Pornhub Is the Kinsey Report of Our Time, by Maureen O’Connor, The Cut

“Pornography trains us to redirect sexual desire as mimetic desire. That is, the sociological theory — and marketers’ dream — that humans learn to want what they see. In porn terms: If you build it, they will come. Women who want to see images of female sexual pleasure learn to use “massage” as a shortcut to find it, triggering a feedback loop that brings them more massage porn and encourages pornographers to make more of it.”

Getting Others Right, Teju Cole, The New York Times

“Sympathy is often not enough. It can be condescending. But taking on the identity of others, appropriating what is theirs, is invasive and frequently violent. I have heard appropriation defended on the grounds that we have a responsibility to tell one another’s stories and must be free to do so. This is a seductive but flawed argument. The responsibility toward other people’s stories is real and inescapable, but that doesn’t mean that appropriation is the way to satisfy that responsibility. In fact, the opposite is true: Telling the stories in which we are complicit outsiders has to be done with imagination and skepticism.”

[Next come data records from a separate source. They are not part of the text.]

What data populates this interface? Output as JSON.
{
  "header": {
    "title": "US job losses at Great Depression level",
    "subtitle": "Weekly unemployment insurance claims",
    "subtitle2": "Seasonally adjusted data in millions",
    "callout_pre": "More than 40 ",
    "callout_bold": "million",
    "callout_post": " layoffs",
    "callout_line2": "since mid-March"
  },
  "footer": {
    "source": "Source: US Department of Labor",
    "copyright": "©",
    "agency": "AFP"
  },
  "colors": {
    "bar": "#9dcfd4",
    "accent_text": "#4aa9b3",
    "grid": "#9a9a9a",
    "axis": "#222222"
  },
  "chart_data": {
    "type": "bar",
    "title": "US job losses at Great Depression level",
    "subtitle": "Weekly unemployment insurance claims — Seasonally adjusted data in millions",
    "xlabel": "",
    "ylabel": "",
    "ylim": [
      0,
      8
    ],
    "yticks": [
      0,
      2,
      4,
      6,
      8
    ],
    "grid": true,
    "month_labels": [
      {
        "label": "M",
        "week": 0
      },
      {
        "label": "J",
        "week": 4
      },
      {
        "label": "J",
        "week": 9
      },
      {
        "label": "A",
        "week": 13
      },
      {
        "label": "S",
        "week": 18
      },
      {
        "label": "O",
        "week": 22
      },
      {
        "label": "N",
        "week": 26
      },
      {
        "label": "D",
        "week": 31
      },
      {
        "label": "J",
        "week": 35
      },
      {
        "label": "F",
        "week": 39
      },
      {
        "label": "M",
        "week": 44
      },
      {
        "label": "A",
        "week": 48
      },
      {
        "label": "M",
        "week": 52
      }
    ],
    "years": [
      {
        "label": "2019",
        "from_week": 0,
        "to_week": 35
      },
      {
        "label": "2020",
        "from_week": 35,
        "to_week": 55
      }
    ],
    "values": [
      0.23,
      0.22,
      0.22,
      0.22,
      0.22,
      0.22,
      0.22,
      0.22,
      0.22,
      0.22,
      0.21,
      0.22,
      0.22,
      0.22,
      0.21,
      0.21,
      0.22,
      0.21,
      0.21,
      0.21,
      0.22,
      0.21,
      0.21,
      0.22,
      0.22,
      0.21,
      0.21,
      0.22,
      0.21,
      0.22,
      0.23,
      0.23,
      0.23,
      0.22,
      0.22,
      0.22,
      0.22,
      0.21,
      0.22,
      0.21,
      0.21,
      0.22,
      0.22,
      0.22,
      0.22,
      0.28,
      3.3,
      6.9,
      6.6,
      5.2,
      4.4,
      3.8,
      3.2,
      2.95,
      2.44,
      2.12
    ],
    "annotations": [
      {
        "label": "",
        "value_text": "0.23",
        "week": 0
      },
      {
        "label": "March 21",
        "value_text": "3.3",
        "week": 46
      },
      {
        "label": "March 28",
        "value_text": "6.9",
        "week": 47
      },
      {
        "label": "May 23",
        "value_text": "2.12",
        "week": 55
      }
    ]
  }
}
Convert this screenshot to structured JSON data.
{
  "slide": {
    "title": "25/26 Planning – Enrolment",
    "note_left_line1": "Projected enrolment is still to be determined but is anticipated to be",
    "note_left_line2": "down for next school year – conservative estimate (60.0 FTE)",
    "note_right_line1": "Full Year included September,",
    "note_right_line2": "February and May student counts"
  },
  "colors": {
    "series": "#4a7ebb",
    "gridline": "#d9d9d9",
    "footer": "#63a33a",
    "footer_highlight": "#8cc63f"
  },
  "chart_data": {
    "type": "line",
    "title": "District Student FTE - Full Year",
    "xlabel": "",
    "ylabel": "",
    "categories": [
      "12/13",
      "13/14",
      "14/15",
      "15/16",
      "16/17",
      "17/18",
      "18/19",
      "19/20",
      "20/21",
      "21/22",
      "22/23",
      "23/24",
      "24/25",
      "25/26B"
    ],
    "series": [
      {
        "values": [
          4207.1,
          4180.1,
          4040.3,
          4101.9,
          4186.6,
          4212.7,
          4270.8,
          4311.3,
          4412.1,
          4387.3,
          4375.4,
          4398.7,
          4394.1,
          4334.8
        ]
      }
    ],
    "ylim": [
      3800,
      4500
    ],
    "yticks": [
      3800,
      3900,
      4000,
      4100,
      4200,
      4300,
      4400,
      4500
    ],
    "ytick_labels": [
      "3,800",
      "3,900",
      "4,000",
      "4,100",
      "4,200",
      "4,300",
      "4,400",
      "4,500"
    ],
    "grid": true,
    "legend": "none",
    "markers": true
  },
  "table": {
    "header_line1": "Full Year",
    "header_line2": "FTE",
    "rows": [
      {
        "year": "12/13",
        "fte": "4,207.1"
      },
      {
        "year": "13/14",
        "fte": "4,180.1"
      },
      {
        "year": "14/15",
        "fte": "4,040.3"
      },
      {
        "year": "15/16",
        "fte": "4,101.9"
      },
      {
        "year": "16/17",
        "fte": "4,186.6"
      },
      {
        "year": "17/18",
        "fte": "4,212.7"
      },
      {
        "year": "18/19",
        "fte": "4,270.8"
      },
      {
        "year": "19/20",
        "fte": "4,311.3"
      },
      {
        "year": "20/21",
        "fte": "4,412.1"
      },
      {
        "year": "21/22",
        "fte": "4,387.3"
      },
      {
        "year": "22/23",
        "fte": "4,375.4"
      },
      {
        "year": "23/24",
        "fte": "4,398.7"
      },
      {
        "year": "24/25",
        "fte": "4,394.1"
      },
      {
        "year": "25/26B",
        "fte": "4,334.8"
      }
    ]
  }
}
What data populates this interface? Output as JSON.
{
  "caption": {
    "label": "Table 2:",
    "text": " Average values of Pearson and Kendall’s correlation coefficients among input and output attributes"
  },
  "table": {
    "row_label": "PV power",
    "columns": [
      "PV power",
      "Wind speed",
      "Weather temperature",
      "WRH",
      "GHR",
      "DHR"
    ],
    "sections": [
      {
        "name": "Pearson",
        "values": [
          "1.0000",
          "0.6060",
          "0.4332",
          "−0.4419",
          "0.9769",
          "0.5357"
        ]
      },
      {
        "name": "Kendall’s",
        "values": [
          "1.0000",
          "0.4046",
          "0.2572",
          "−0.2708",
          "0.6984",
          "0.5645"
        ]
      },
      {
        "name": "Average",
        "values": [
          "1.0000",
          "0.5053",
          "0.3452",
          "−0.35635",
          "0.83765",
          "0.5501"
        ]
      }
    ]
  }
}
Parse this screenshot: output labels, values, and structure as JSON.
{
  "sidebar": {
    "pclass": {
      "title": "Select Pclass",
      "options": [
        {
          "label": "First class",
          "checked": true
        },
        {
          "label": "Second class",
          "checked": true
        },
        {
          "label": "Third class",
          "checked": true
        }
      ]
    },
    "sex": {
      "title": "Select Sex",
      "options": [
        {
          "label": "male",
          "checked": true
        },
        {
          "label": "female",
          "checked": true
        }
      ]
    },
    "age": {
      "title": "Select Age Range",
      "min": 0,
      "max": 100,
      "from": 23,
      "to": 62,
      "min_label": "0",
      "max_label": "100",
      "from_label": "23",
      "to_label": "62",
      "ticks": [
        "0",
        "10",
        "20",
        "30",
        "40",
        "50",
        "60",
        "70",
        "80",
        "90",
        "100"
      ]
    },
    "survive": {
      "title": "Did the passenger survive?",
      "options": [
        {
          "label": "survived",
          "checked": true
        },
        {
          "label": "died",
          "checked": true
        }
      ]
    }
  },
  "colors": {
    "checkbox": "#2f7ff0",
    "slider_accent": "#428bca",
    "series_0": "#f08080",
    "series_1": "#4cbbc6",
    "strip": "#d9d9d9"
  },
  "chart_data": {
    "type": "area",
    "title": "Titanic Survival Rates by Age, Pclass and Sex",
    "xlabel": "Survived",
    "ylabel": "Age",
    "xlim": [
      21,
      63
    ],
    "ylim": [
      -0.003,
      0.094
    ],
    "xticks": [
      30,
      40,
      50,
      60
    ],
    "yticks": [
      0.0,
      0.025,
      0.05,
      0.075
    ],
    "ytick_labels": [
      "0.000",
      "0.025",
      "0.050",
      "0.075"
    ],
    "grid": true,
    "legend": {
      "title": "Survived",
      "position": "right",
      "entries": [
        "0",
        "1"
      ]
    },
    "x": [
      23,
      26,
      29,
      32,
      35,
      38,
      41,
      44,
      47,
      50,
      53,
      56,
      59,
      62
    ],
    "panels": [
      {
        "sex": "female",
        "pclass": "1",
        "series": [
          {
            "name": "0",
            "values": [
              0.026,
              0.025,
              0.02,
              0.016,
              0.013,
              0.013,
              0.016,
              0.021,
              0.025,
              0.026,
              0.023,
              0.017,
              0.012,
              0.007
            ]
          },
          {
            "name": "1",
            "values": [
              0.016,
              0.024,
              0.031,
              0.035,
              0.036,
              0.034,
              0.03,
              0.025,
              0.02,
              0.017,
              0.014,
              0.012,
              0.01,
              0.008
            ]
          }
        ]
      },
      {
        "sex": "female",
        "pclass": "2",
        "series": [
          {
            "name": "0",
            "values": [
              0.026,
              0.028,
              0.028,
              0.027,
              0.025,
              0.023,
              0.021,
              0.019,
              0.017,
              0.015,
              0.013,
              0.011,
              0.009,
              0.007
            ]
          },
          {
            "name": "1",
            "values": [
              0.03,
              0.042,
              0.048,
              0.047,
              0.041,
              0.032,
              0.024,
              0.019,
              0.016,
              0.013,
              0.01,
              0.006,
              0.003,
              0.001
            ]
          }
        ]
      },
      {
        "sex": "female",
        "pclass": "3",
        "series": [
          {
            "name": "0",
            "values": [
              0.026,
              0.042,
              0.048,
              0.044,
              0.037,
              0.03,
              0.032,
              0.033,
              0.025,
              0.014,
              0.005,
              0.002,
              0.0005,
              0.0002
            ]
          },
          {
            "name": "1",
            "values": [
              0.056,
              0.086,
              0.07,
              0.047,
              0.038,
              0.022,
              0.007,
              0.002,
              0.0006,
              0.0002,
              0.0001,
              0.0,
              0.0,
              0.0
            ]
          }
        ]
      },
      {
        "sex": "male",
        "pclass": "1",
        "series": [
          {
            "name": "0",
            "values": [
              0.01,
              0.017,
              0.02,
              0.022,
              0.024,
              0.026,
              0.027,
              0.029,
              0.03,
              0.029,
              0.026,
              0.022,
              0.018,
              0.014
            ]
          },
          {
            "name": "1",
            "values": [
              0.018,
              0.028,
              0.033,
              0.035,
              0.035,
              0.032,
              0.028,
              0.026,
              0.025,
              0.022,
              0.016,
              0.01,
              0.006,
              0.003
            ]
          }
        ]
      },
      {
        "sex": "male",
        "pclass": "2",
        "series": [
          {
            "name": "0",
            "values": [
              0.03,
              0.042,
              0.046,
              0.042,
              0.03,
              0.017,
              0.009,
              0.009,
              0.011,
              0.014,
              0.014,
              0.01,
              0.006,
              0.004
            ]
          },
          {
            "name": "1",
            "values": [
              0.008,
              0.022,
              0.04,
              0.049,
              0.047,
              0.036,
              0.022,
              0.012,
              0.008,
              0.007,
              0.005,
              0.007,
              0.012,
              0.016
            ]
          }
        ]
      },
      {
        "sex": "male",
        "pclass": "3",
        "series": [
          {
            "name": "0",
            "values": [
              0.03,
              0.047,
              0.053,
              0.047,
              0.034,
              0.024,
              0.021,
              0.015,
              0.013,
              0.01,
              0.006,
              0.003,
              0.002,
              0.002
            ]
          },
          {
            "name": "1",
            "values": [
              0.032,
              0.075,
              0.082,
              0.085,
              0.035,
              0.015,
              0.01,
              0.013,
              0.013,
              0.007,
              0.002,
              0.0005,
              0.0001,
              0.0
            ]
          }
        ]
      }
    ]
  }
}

Bill Cosby’s Defence and its Twisted Argument About Consent, by Jia Tolentino, The New Yorker

“The spectrum between creepy and criminal can be confounding. There are plenty of men in this world who have, for a variety of reasons, become drawn to intimidated women, to impersonal interactions, and to sex obtained under circumstances in which the strongest sign of a partner’s enthusiasm is the lack of a hard no. The defense is arguing, essentially, that Cosby is simply one of these men, who are sad enough on their own. But Cosby is more than that; his own testimony suggests a pattern, the intention to incapacitate Constand, a consciousness of guilt.”